Disable Screenshot Backups in OneDrive

1. Select the OneDrive icon on the Mac’s menu bar.

2. Select Help and Settings > Preferences.

3. Under the Preferences tab, uncheck the box next to Save screenshots to OneDrive.

Disable Screenshot Backups in Dropbox

1. Select the Dropbox icon on the Mac’s menu bar.

2. Select your profile portrait and choose Preferences.

3. Switch to the Backups tab. Then, uncheck the box next to Share screenshots and screen recordings using Dropbox.

8. Launch Your Mac in Safe Mode

Booting your Mac into Safe Mode often helps resolve system-related flaws that crop up randomly. If you continue to experience issues with the Screenshot app, you should do that now. 

Depending on whether your Mac has an Intel or an Apple Silicon chipset, you need to follow one of slightly two different procedures to get into Safe Mode.

Macs With Intel Chips

1. Turn off your Mac.

2. Wait for 10 seconds. Then, hold down the Shift key and turn on your Mac.

3. Release the Shift key once you see the Apple logo.

Macs With Apple Silicon Chips

1. Turn off your Mac.

2. Wait for 30 seconds. Then, press and hold the Power button until you get to the screen with the startup disks.

3. Select the macOS startup disk. 

4. Hold down the Shift key and select Continue in Safe Mode.

5. Release the Shift key.

Once your Mac boots into Safe Mode, try taking a screenshot. If that works, reboot your Mac normally and take another screenshot. In most cases, both the Screenshot app and its shortcuts should start to work again as usual.

9. Scan for Malware on Your Mac

You might’ve heard about Macs being insusceptible to malware, but that’s not necessarily true. Malicious programs can hijack macOS functionalities and shortcuts, so you must rule that out if the Screenshot app still causes trouble. 

Malwarebytes is a dedicated malware remover that can help you with that. Use it to perform a scan and check if it detects anything dangerous on your Mac.

10. Reset Your Mac’s NVRAM

The NVRAM (non-volatile random-access memory) on the Mac holds tiny amounts of miscellaneous data that can go obsolete and impede various functions in macOS. Hence, resetting it may fix the Screenshot app. You can, however, only do that on Macs with Intel chipsets.
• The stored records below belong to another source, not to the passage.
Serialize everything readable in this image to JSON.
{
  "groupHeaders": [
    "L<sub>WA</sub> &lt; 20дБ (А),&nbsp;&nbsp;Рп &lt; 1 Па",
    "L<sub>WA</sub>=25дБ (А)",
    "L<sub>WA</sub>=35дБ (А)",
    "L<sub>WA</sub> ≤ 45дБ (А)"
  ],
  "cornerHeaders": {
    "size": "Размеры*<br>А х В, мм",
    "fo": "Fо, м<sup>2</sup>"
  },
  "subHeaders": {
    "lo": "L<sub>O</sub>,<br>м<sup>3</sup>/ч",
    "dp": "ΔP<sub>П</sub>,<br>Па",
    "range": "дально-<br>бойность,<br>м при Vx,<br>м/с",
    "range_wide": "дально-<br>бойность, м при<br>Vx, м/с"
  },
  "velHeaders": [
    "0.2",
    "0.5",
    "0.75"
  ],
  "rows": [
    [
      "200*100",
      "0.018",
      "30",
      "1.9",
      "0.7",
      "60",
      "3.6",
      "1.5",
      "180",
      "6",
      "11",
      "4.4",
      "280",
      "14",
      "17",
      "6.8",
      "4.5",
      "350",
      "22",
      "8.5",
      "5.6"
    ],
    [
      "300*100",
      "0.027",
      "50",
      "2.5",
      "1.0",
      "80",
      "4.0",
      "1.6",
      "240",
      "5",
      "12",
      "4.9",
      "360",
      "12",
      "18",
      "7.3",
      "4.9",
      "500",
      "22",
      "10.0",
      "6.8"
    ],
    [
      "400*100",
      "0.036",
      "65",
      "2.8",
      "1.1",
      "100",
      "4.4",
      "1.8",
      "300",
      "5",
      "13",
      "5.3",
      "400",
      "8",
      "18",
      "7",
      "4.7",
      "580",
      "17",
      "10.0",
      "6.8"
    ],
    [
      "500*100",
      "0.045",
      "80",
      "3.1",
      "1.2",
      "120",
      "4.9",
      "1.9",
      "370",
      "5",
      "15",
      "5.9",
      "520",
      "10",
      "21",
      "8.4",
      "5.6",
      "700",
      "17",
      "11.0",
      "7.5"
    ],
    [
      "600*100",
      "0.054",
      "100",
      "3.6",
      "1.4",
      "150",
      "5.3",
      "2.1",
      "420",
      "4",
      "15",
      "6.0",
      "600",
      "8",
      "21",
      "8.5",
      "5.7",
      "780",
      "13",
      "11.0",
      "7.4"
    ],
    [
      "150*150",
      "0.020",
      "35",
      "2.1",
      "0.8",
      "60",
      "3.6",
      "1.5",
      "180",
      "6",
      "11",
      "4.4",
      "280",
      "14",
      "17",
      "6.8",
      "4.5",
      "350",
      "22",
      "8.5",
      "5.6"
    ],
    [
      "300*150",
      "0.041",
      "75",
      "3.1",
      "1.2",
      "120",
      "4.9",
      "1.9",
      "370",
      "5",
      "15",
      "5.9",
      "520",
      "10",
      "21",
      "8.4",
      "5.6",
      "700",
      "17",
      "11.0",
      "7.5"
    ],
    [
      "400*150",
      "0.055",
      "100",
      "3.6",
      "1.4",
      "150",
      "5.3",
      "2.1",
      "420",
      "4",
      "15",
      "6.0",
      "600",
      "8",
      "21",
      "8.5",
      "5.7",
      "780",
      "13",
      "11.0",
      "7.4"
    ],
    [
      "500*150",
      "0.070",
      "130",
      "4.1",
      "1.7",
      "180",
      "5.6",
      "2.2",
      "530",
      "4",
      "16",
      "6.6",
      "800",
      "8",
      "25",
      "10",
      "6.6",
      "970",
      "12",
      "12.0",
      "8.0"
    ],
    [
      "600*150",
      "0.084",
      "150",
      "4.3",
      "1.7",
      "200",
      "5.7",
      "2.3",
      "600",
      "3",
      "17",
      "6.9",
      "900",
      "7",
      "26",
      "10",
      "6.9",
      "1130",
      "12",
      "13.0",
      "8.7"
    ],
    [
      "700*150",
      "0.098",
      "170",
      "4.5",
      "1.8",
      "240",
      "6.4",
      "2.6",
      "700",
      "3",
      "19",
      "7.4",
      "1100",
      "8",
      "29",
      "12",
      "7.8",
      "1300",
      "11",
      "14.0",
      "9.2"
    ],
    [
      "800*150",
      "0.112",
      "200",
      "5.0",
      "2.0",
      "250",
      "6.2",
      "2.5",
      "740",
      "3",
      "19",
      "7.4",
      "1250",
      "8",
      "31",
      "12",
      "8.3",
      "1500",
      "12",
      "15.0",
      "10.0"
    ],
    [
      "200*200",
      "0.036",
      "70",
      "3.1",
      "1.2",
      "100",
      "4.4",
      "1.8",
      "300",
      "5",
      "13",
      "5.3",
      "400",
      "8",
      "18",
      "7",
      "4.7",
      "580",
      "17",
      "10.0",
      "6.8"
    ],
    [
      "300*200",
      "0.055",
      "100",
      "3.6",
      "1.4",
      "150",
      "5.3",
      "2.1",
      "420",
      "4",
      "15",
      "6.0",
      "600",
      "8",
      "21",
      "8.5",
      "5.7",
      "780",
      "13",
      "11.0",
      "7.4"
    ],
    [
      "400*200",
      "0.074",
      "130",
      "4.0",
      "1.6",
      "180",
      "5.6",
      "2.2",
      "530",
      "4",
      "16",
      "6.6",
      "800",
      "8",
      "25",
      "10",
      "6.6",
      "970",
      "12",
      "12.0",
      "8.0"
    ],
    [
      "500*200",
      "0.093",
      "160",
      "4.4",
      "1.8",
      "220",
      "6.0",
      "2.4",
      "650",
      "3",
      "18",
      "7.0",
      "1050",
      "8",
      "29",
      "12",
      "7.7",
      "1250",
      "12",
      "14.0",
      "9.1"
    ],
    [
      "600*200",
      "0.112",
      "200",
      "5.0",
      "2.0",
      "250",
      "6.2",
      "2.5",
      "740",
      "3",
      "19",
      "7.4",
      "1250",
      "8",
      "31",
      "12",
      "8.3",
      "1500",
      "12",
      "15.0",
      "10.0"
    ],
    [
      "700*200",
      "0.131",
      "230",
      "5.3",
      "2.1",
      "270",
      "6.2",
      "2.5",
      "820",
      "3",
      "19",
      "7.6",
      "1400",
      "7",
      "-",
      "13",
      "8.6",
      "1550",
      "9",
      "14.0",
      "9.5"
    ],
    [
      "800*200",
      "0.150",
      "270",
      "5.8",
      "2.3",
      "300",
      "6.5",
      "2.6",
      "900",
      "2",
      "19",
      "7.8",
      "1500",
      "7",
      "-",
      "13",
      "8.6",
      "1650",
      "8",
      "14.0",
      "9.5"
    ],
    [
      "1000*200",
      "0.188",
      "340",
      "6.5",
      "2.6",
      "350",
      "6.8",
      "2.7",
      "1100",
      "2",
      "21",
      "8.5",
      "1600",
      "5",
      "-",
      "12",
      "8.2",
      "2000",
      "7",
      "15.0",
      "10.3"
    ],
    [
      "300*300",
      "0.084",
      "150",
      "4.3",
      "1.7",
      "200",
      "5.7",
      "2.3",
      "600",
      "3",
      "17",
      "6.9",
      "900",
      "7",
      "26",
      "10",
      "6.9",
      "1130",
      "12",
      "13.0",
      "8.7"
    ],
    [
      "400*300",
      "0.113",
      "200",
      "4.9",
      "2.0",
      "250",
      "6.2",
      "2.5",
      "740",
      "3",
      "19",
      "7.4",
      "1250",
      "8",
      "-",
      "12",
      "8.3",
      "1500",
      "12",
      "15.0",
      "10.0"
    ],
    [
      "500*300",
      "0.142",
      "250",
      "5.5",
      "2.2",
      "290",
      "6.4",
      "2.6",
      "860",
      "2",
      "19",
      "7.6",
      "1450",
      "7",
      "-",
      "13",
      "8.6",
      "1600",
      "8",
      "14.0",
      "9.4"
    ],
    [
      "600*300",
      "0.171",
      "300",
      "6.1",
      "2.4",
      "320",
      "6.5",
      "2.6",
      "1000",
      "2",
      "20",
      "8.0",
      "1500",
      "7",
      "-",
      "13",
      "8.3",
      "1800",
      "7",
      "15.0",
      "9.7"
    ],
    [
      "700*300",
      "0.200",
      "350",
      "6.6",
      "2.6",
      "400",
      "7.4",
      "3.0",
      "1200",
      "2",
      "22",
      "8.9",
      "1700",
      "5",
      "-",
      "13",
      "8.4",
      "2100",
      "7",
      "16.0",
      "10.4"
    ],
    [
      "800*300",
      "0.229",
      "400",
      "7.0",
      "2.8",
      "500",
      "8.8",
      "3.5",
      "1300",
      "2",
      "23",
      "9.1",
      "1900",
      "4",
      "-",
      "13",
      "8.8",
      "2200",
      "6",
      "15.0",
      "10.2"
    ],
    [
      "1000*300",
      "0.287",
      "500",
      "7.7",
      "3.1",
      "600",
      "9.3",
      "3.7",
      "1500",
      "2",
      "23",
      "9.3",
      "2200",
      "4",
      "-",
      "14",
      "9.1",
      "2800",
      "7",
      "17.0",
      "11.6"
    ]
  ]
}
1. Turn off your Mac and wait for 10 seconds.

2. Reboot your Mac but hold down the Option, Command, P, and R keys together at the same time. 

3. Release the keys after your Mac plays the startup chime for the second time. If your Mac has an Apple T2 Security Chip, release the keys once the Apple logo shows up and disappears twice. 

That should reset the NVRAM. For comprehensive step-by-step instructions, check out this post about resetting the NVRAM on your Mac.

You Can Take Screenshots Now

Screenshot-related problems on the Mac are typically easy to resolve, and the fixes above hopefully helped you with that. If a specific issue crops up repeatedly, the best way to rectify that is to install any new system software updates on the Mac as soon as they become available. You can also clear the Mac’s system cache and see if that makes a difference.

Besides the Mac’s Screenshot app, a less convenient but native way to capture screenshots is to use the Preview app (select File > Take a Screenshot). You can also take a look at the top third-party snipping alternatives for the Mac.